The statement begins: “It has been 18 months since I have been denied contact with either my father or my mother. I can only surmise the conditions of their clandestine detention and the adversity they each endure in solitude. I hope that in my father’s upcoming trial, he is granted the opportunity to answer his critics and defend himself without constraints of any kind.”
The choice of publishers is somewhat fitting and not only because little Bo’s law school is located in New York City. Rather, the NYT is a fitting choice because China has been blocking the New York Times’ website ever since it published a story exposing that former Premier Wen Jiabao’s family got enormously wealthy while he was in power. Premier Wen was one of the elder Bo’s fiercest rivals and it was Wen’s speech at the end of the National People’s Congress in 2012 that made it apparent to all that Bo Xilai’s political career was nearing its end.
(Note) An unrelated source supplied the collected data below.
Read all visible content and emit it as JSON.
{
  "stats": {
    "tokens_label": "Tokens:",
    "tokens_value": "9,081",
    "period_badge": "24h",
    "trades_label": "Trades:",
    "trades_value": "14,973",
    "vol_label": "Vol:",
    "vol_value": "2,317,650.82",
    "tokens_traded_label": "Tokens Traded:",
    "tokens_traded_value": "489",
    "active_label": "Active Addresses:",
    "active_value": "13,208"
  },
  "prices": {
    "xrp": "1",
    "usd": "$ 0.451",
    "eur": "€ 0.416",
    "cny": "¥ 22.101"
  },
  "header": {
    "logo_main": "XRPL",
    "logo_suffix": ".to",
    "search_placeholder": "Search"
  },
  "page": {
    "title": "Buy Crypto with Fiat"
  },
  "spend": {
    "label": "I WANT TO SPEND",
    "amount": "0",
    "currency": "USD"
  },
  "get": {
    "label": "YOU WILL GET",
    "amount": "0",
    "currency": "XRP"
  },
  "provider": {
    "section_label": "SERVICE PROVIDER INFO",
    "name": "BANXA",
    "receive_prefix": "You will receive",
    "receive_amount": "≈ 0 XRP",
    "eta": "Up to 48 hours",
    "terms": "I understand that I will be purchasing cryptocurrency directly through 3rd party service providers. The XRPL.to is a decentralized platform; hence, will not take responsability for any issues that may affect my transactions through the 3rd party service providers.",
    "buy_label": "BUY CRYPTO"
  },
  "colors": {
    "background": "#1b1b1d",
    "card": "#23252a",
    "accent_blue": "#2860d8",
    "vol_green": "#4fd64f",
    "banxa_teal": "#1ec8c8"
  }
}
According to the Hollywood Reporter, which cites a Bloomberg Index, Wang Jianlin, the chairman of China’s largest commercial property developer Dalian Wanda Group, is the richest person in China.
RocketNews24 has pictures of some of the stunning 3D street art being painted on the streets of Beijing as part of The Fourth Qianmen Historical & Cultural Festival. Banksy would be impressed with the art, but probably would prefer a more political message.